# He licked my coffee cup!



## PixelRabbit (May 25, 2012)

So I was out on the deck at sunset enjoying a coffee an ran inside for a minute to grab something.  The cats  were freaking out following something along the front of the house so I  went to check why.... 


It was a porcupine and he came up on the deck and licked my  coffee cup!! Thank goodness I ran inside for a second *phew* (reminds self to stop leaving that out there and coming  back for a drink lol)




He lumbered around then headed off the deck.  Looked like a pretty young fella.





After he was off the deck and at a safer distance I went outside, he turned and walked towards me ! I was ready to make a quick retreat if he turned his prickly side to me lol





But he didn't, he just stopped to smell the flowers as he lumbered away


----------



## dxqcanada (May 25, 2012)

Ah man ... I have yet to really see a porcupine. 
So far the only one I have really encountered was along the road chewing on a road barrier while we were driving by.


----------



## BlackSheep (May 25, 2012)

That's awesome! Porcupines are so cool, I loved working with them back when I was a volunteer at the local wildife shelter. They have so much personality.

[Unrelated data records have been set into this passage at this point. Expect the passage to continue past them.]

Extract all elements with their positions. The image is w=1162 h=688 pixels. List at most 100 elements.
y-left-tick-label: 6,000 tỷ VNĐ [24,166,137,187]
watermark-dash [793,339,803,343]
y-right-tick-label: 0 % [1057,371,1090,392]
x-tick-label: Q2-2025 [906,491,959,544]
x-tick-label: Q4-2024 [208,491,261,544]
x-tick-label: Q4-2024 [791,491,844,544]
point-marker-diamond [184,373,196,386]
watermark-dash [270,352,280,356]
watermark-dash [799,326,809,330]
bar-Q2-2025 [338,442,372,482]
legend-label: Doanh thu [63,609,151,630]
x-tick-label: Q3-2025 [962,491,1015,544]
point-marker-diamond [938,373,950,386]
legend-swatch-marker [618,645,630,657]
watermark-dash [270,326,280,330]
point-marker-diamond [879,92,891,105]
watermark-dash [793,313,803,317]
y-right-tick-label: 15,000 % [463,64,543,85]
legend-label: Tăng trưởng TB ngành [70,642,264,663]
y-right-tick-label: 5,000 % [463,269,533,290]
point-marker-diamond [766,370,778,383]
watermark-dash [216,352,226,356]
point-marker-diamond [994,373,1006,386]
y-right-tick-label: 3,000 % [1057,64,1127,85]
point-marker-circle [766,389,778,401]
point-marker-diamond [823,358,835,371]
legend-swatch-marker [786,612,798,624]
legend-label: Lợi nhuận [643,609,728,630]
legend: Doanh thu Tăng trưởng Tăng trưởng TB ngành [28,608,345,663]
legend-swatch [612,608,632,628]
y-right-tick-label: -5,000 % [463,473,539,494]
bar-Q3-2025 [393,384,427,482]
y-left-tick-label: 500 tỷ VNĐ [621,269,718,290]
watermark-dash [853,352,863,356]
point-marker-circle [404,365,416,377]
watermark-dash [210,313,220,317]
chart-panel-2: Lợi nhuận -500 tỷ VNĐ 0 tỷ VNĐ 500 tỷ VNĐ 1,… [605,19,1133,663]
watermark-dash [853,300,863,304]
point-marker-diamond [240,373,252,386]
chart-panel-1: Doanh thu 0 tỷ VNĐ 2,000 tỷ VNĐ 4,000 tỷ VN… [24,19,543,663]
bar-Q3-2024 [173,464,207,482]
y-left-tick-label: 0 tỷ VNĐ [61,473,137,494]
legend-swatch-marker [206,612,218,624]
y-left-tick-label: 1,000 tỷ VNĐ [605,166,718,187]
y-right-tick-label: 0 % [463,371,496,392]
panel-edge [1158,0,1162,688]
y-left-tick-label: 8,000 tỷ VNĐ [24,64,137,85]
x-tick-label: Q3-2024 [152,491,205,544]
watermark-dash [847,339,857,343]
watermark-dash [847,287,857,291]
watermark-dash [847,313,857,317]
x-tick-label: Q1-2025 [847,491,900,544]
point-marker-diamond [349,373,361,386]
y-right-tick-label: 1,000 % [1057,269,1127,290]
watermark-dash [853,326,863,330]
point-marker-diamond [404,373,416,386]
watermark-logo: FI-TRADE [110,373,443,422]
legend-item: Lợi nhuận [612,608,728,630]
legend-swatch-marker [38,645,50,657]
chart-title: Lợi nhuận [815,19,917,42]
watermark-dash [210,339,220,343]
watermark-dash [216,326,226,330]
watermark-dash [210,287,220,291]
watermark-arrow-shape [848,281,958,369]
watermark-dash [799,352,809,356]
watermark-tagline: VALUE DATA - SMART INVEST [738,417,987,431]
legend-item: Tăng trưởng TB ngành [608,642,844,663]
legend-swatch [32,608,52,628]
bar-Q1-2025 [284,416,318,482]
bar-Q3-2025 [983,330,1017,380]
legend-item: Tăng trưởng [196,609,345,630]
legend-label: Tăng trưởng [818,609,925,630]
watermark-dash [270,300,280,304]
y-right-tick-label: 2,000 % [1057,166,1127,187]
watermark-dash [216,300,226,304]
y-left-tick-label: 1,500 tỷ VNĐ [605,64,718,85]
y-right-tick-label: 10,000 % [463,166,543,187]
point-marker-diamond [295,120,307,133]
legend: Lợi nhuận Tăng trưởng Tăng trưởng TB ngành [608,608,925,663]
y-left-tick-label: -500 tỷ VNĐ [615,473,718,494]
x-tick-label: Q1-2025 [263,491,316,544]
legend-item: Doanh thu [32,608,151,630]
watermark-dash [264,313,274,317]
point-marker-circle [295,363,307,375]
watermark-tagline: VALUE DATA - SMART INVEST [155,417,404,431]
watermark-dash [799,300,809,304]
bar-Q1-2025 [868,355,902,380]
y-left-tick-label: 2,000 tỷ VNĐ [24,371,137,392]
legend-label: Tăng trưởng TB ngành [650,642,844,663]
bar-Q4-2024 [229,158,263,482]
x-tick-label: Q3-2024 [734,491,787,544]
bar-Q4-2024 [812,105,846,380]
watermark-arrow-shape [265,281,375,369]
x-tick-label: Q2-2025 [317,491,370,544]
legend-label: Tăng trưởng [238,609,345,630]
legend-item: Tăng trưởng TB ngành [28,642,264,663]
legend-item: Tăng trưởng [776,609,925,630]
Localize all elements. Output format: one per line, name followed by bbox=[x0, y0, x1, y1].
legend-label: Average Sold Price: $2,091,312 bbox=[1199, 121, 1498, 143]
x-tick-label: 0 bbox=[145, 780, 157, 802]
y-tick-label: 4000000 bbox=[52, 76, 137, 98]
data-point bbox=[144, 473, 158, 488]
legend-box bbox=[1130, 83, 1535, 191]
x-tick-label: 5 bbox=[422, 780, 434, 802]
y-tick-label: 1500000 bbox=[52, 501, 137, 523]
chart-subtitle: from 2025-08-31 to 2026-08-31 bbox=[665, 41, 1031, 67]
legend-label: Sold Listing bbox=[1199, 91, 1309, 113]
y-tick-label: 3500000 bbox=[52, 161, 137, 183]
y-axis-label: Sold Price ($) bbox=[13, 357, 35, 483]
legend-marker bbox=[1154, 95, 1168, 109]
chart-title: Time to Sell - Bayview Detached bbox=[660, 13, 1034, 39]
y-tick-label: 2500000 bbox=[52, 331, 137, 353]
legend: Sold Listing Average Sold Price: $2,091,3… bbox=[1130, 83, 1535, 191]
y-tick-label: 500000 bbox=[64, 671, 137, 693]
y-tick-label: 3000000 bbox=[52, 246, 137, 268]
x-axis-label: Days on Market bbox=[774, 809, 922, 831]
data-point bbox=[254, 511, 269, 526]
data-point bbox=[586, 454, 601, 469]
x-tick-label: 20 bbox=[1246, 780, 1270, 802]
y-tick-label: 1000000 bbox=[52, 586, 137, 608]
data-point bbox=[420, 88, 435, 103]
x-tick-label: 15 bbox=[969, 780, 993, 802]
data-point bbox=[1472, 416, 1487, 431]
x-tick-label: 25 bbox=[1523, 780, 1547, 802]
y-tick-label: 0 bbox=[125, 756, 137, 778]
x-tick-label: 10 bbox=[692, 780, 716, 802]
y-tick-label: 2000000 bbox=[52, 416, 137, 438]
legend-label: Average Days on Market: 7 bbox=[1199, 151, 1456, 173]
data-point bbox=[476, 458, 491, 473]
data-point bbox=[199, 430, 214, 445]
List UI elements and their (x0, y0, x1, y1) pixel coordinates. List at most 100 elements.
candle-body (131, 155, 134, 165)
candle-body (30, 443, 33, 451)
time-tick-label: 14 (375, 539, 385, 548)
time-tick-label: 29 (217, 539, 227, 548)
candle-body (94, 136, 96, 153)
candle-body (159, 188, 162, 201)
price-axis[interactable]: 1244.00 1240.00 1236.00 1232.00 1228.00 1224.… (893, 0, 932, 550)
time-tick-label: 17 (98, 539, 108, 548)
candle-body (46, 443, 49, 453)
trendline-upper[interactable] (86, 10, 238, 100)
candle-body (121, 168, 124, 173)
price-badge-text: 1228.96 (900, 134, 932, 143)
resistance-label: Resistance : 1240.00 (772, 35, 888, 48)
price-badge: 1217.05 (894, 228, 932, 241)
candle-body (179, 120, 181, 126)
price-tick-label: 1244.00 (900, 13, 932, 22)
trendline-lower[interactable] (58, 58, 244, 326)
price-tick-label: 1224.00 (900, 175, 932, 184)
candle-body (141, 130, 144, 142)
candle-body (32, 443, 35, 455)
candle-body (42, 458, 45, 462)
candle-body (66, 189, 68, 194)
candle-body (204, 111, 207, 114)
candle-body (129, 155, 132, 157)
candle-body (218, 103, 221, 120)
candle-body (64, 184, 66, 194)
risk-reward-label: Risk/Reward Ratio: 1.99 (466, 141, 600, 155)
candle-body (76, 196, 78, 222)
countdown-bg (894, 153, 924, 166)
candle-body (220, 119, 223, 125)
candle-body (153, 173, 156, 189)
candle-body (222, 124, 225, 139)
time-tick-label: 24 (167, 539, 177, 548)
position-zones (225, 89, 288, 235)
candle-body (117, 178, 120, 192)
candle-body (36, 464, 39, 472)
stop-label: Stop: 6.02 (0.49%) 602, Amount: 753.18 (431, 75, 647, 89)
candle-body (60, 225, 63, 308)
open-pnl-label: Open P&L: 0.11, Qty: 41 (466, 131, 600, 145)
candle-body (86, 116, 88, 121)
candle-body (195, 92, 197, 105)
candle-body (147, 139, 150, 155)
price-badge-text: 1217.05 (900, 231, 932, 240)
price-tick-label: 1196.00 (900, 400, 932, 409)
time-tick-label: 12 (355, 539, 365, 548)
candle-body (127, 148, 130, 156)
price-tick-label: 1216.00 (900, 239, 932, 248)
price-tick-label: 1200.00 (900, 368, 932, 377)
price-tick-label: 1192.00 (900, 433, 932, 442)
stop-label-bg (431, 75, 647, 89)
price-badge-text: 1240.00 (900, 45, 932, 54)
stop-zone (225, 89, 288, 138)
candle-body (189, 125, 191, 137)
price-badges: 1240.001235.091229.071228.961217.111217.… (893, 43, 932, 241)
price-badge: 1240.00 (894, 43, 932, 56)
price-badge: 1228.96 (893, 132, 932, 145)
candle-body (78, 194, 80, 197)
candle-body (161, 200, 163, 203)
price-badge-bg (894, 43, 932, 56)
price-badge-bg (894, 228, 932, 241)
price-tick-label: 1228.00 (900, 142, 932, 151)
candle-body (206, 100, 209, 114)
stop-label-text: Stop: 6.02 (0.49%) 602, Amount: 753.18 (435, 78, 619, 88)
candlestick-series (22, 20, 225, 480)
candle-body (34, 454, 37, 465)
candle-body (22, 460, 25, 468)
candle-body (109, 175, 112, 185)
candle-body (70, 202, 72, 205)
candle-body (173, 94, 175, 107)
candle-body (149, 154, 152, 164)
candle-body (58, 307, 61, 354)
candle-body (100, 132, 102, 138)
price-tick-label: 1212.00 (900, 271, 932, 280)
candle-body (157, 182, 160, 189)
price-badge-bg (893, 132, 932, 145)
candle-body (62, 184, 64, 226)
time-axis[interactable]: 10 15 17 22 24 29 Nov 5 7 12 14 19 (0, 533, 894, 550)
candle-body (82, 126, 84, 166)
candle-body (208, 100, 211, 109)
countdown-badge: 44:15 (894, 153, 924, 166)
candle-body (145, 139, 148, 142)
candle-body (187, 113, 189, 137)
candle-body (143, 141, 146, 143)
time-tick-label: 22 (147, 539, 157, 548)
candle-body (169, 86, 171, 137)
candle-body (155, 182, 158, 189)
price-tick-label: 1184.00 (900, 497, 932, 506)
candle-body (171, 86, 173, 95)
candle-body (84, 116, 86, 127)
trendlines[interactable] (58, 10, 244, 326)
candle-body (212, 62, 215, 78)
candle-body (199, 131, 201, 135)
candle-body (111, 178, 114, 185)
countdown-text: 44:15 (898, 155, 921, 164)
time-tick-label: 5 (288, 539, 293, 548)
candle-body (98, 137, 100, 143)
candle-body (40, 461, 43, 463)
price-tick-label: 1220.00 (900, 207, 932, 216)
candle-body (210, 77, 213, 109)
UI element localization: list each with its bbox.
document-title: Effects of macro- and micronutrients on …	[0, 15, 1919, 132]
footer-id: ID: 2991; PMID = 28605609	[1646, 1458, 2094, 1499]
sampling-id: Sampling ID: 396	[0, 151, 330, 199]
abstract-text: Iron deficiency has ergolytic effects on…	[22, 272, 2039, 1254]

ETA for the above video - turn speakers on - the audio is very funny!


----------



## PixelRabbit (May 25, 2012)

Aw dxqcanada, I've seen them a few times and they are always so nonchalant and I think they are awfully cute lol 
BlackSheep thanks, that is beyond cool that you got to work with wildlife and these guys like that! OMG that video is adorable! Thanks for posting it


----------



## BlackSheep (May 25, 2012)

Glad you liked Teddy! Apparently he's quite the youtube star:






Got any corn & champagne for yours? That would make for some interesting photos....lol


----------



## PixelRabbit (May 26, 2012)

Lol that one is awesome too BlackSheep  
Taking the licking of my cup into account perhaps coffee and a donut instead of corn and champagne ? Lol


----------